Me – along with countless other women who refuse silence – I think of every mother calms the body of her worn child, as she forced every daughter to become a crane overnight, and every sister searches through the rubble with her bare hands. We – who are women who believe in real feminist solidarity and reject selective anger – will not “hope” that this call to work means something; We will make sure of it.
We will make sure to hear the Palestinian votes. We will make sure to boycott those who benefit from Palestinian persecution. We will make sure to challenge each platform and every feminist that the Palestinian suffering is shone and accountable for their complicity.
For our Palestinian sisters: we feel your pain. We have carried your struggle in our hearts over the past 17 months, and we know that your battle has not started there – 76 years have passed since challenge, survival, and refusing to disappear.
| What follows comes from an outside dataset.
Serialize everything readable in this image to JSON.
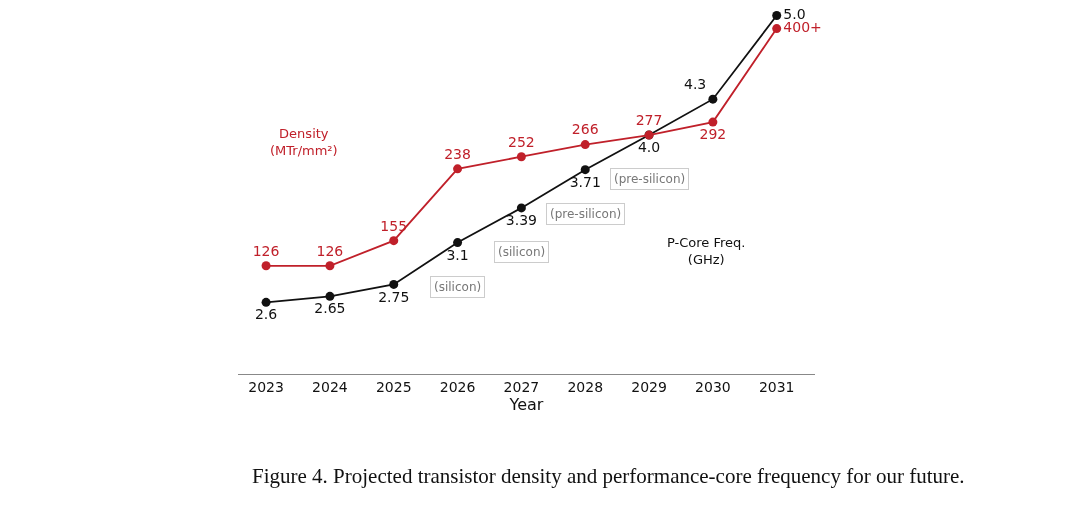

And knowing this: next year, on March 8, we will not only grieve your suffering – we will celebrate your victory. The so -called “liberation” is not from your men, as Western feminists want to frame it, but you are free from the colonial occupation of the settlers. We hear you. We see you. We will not rest until the whole world also does.
The opinions expressed in this article are the author of the author and do not necessarily reflect the position of the editorial island.